One milliliter of the sugar-free bacterial culture was used to inoculate 50 mL of non-selective modified DSM 516 medium containing 40 µM uracil and a single carbohydrate source at 5 g/L, sealed by 20 mm butyl rubber stoppers (Duran Wheaton Kimble). All inoculated cultures reported an initial OD_680_ ∼ 0.00 and were grown at 70°C, without shaking, for 40 h in biological triplicate, as previously described (13). The OD_680_ of growth cultures was measured at intervals of roughly 2.5–6.0 h using the cuvette setting of a UV-Vis Nanodrop Spectrophotometer, with 1× DSM 516 salt solution as the blank.

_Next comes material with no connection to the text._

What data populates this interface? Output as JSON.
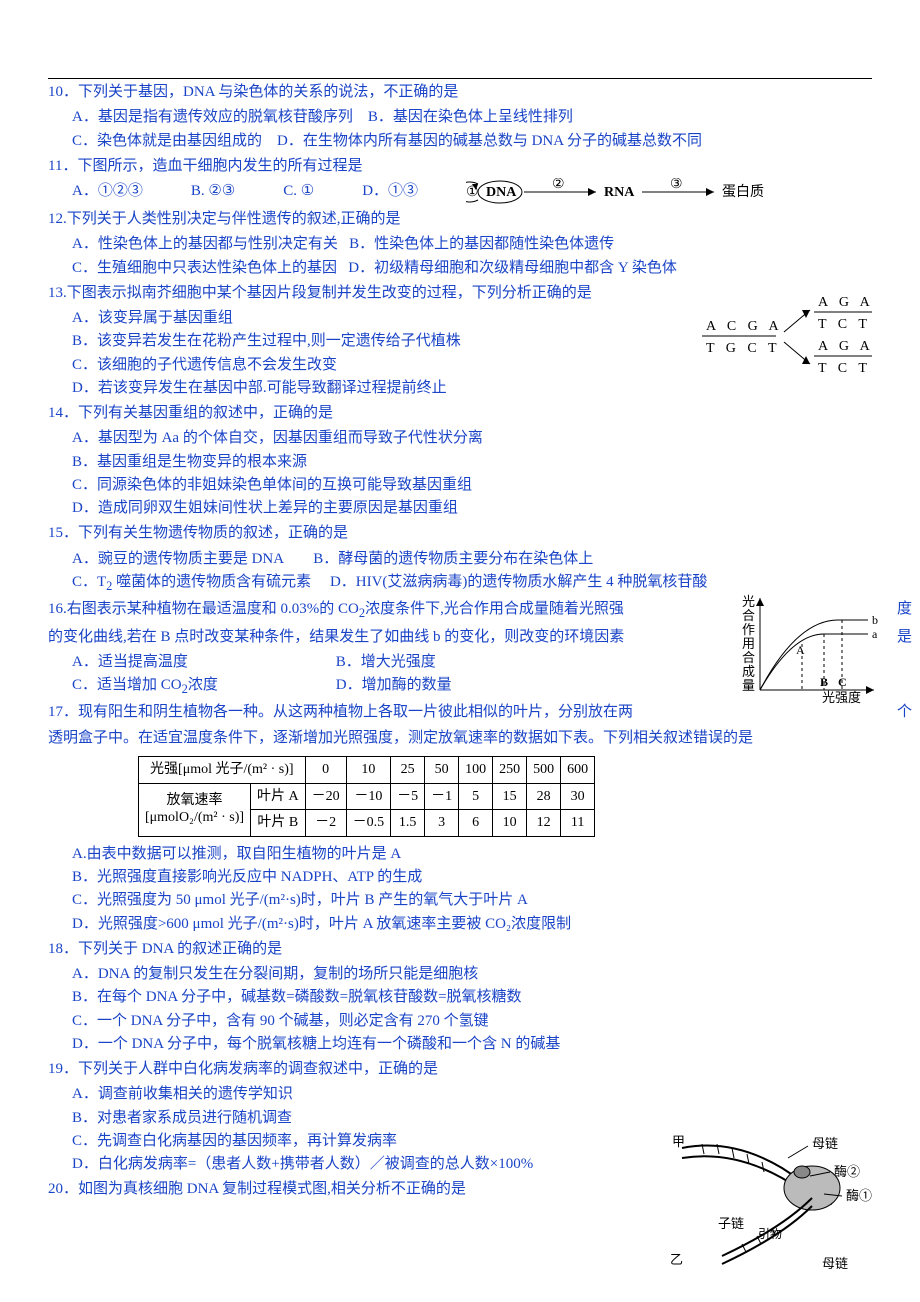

Cell protein content, used as a proxy for cell density under Avicel growth conditions, was quantified using the Bradford method with bovine serum albumin (BSA) protein standards (Pierce Thermo Scientific) in a 96-well plate format, as previously described (13, 39, 43).
Bioinformatics
Through PDB sequence similarity search, glucan-binding protein orthologs with solved crystal structures were identified using BLAST, with Athe_0597 and Athe_0598 as the query protein sequences (57). For Athe_0597, structures were all from Streptococcus pneumoniae (PDB: 5SUO, 5SWA, 5SWB) (41). For Athe_0598, structures included those from Streptococcus pneumoniae (PDB: 5SWA), as well as Caldanaerobius polysaccharolyticus (PDB: 4G68), Paenibacillus sp. str. FPU-7 (PDB: 7EHP), and Thermotoga maritima (PDB: 2O7I) (41, 58–60). Amino acid sequences of all homologs used in this study are summarized in Table S3. PROMALS3D and ESPript 3.0 visualization software were used to identify similarities in secondary and tertiary protein structures from structure-based sequence alignment of each SBP and their orthologs (61, 62).
Ligand docking models
ColabFold v1.5.5 supplied with AlphaFold 2 parameters was used to generate the initial models. The best-match homolog was used as the template, with other homologs providing the MSA (63, 64). The “ref2015” score function under the Rosetta relax protocol was used to minimize AlphaFold-generated structures. Docking of carbohydrate ligands onto protein binding pockets was performed using the ROSIE server (65, 66). Initial posing of the carbohydrate ligand within the protein binding pocket was based on homology to the corresponding crystal structure. For Athe_0597, glucose was positioned in the binding cleft from crystal structure 5SWI; cellobiose was positioned in the two subsites of 5SWA; cellotriose was positioned in three subsites of 5SWB; cellotetraose was positioned in four subsites of 5SWB; and cellopentaose was built by extending the non-reducing end of the bound cellotetraose with another glucosyl monomer (41). For Athe_0598, glucose was positioned by homology to 5SWI; cellobiose was positioned in the sites aligned with 2O71; cellotriose was initially positioned by homology to 4G68; cellotriose was positioned in subsites from 7C68; and cellopentaose was positioned using the aligned subsites in 7C6R (41, 58–60). Two hundred conformers of each carbohydrate substrate were generated using BCL (67). Each protein–substrate combination yielded 200 docked structures, and interface energies of binding were quantified from the 10 lowest energy structures. KDEEP, a 3D convolutional neural network method for assessing interface energy, was used to further evaluate the ligand-bound pose (68). All protein structures were visualized using PyMOL (69).